Aridi dismissed the idea that there was any smear campaign against Safadi or that his accusations were politically driven. Aridi said he never wanted to launch a personal attack against Safadi, but insisted he was obligated to defend the public’s interests.

“I do not have a personal problem with Minister Mohammad Safadi regardless of the issues that he raised; he is free and that is his business,” he said.

“I only submitted facts for which I am seeking clarification ... What matters to me is that the public’s interests do not get lost in political and media turmoil,” Aridi said. “If Safadi is going to become a prime minister, I wish him all the best.”

Aridi did not repeat his accusations against the Finance Ministry over the floods and instead castigated the Middle East Airport Services (MEAS), which was contracted to carry out maintenance on sewage networks ahead of winter.

“The Finance Ministry has nothing to do with the flooding in Beirut ... The report of the MEAS Company says that they carried out the needed cleaning work whereas the work was not done,” he said. “The company has been working in an illegal frame for years and I had brought that up in previous Cabinets.”

He said the subcontractor responsible for the cleaning did not receive the order from MEAS to carry out the work until the day the floods began.

“I am not making accusations, I am talking about unfulfilled responsibilities and seeking answers,” he said.

Aridi arrived at the Justice Palace at around 11 a.m. for a hearing with Financial Prosecutor Judge Ali Ibrahim, who last week summoned both him and Safadi over the dispute.

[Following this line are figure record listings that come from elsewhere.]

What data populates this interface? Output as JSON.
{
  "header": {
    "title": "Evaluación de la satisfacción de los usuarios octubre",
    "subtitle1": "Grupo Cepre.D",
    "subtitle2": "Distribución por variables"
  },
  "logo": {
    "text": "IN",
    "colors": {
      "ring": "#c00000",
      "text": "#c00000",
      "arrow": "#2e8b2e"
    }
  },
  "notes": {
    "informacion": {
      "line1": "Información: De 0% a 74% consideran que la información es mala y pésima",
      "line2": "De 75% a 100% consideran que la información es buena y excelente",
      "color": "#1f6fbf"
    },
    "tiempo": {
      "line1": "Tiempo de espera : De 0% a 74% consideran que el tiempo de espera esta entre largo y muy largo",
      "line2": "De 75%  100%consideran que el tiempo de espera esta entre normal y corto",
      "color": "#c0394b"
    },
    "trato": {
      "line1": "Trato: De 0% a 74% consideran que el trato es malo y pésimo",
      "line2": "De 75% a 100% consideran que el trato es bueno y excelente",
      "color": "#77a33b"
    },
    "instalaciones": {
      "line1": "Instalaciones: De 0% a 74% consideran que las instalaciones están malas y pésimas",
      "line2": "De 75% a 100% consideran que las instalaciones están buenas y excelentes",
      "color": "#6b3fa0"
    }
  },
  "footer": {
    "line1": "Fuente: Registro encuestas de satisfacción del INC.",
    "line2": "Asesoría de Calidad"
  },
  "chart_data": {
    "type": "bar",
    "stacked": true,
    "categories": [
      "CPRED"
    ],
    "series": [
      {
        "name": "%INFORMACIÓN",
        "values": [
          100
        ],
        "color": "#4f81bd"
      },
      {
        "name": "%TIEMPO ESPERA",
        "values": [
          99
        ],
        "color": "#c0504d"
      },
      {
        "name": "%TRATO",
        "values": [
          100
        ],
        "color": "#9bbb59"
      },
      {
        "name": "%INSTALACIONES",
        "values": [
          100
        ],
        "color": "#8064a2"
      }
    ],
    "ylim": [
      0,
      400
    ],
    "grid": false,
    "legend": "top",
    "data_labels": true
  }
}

Aridi’s hearing lasted one hour and a half. Safadi’s hearing is scheduled for Thursday.

Separately, the questioning of two maintenance companies’ officials, who are neither witnesses nor suspects in the case, will focus on whether the firms signed or renewed contracts with the Public Works Ministry in 2013 to clean out the sewage drains.

 
A version of this article appeared in the print edition of The Daily Star on December 17, 2013, on page 4.
This article was amended on Thursday, December 19 2013

This article was corrected on Dec. 19, 2013. The original article reported that the second private company involved in the case was Mechanical and Electrical Equipments and Systems (MEES). In fact, the company is called Middle East Airport Services (MEAS).